Posted by nukethewhalesagain

I'll confess that I play a clone of Threes. I play Fives, which I downloaded for free a couple of months ago. At the time Threes was not available on the Android app store. I had been hearing about Threes for weeks and had yet to play it so I found a clone that had good reviews and downloaded it.

I learned that Threes was released for Android a few weeks ago. I believe, I learned about it because I searched for it on the store. I bought it, played it for about an hour one night. Then I had trouble with my phone and I had to delete a whole bunch of apps and deleted threes. I kept Fives. I like it because it's simpler.


If you're a game designer and want to take something out of my experience: release your game on as many platforms as you can or be prepare to market to new platforms when you join them.

Posted by Jensonb

I bought Threes and hate/love it as much as basically everyone who did. Then, while I was on a trip to Amsterdam recently, I mentioned it offhand to a friend who was playing a game on his phone, and briefly started to explain the mechanics. Then I realised he was playing 2048. They all were at some point. It gave me a weird sense of isolated connection. We were sharing the same experience, but in a way that was ultimately incompatible. There's something disaffecting about that.

Posted by FoolishChaos

You would think apple might want to intervene in cases such as this. If some of the best designers on your platform are considering leaving the platform, you should probably do something

Edited by Acornactivist

I love your reporting, Patrick. I was finding myself getting frustrated at many earlier articles about this, that just seemed to simply be rushing to the emotional corner of the Threes guys, because they're the indies "doing it right" (looking at you, Polygon). I cannot tell you how much I appreciated you spending the first half of this talking to the OTHER creators about their actual intentions and motivations, specifically Cirulli, rather than just grabbing your pitchfork and joining the horde.

And for then specifically and intentionally showing and explaining why what Ketchapp is doing is different and more damaging compared to the 1024 and browser 2048 games. When I downloaded the 2048 app, I didn't realize it was different from the browser version (talk about a clone amirite?). I now regret giving them ad revenue. I've also bought Threes as a result.

It's especially admirable that you did this so evenly and objectively, since you work in close proximity with Wohlwend.

Great article, man. This is why I love GB the best!

Posted by nightmaresabin

Just searched 1024 on the app store to count the clones. I stopped counting at around 130.
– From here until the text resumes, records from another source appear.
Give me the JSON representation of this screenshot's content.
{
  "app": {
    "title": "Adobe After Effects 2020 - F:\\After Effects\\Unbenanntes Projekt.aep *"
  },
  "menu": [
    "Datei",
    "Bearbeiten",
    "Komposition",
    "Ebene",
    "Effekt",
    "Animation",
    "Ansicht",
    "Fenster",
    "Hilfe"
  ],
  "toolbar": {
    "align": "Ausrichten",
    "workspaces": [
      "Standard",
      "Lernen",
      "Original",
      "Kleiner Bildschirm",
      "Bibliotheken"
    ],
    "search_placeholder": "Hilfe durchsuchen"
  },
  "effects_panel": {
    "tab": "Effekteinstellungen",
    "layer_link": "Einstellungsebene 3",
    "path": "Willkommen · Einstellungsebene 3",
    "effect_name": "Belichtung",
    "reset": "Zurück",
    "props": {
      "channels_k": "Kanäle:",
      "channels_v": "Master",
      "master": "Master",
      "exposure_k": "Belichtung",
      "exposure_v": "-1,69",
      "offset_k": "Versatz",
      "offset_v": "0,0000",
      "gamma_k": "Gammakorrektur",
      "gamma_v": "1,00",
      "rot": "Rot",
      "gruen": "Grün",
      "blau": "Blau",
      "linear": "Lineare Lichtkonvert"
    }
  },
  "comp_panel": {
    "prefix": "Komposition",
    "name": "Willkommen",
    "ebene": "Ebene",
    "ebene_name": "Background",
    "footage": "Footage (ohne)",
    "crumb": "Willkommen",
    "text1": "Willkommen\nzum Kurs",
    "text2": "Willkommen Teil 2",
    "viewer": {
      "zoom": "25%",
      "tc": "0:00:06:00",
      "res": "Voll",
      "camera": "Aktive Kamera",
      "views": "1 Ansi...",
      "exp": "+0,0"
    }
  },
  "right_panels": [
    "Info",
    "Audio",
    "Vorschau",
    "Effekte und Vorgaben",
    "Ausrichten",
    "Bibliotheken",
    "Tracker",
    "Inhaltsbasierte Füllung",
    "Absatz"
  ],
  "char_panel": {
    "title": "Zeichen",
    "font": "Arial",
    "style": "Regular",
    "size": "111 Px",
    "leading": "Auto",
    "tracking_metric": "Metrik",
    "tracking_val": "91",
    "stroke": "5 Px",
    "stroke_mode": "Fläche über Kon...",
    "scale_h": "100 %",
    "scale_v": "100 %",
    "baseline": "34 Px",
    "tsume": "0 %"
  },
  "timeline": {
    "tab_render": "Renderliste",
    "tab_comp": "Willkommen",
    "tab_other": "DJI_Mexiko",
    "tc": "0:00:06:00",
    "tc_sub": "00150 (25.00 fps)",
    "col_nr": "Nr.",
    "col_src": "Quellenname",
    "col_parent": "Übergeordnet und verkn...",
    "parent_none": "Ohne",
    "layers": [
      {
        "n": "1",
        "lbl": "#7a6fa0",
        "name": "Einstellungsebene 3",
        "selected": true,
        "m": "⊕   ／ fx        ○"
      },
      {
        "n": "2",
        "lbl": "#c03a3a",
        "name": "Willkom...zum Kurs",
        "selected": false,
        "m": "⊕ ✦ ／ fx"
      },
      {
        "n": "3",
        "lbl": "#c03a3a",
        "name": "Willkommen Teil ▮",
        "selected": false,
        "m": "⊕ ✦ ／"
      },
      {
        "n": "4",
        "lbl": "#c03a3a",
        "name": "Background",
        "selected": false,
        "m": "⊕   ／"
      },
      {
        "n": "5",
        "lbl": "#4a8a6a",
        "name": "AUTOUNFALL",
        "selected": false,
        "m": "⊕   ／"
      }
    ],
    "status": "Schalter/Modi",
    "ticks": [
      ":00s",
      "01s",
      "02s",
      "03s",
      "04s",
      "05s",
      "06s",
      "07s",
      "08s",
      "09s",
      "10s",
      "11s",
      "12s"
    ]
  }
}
I bought Threes when it came out. The rampant cloning is sickening.

Posted by kylealanr

@nukethewhalesagain: I agree, while I think Threes! is a much better game than Fives, all of my friends started playing Fives first. And it's lighter on my battery too, so I still play that more. I absolutely love Threes! and if it was available for Android faster I wouldn't care about Fives.

Posted by BeachThunder

This is a clone of the dozens of other articles that have been written on the same subject :P

Anyway, just putting it out there, but I prefer the mechanics of Cirulli's 2048 over the mechanics of Threes!

Posted by Toug

People using “Good artists copy, great artists steal" as a get out of jail free card really annoys the crap out of me. They seem to be missing the point.

To copy is to just replicate what's been done. To steal is to make it yours. To create ownership of it. To "steal" a creative work isn't just tracing a picture, it's examining why another artist drew a picture a certain way, and taking the techniques you learn from that and applying it to your own, new works.

A "clone" isn't stolen, it's copied. And it sure as hell don't make you a "great" artist.

Edited by MarkWahlberg

@thiago123 said:

"There's money in this banana stand." I see what you did there.

Isn't there a whole thing about how basically all farmed banana trees are genetically identical, which means that when the shit finally goes down on a banana plantation, they're all completely fucked?

Not saying that's what Scoops meant, but there's a deeper lesson to this banana.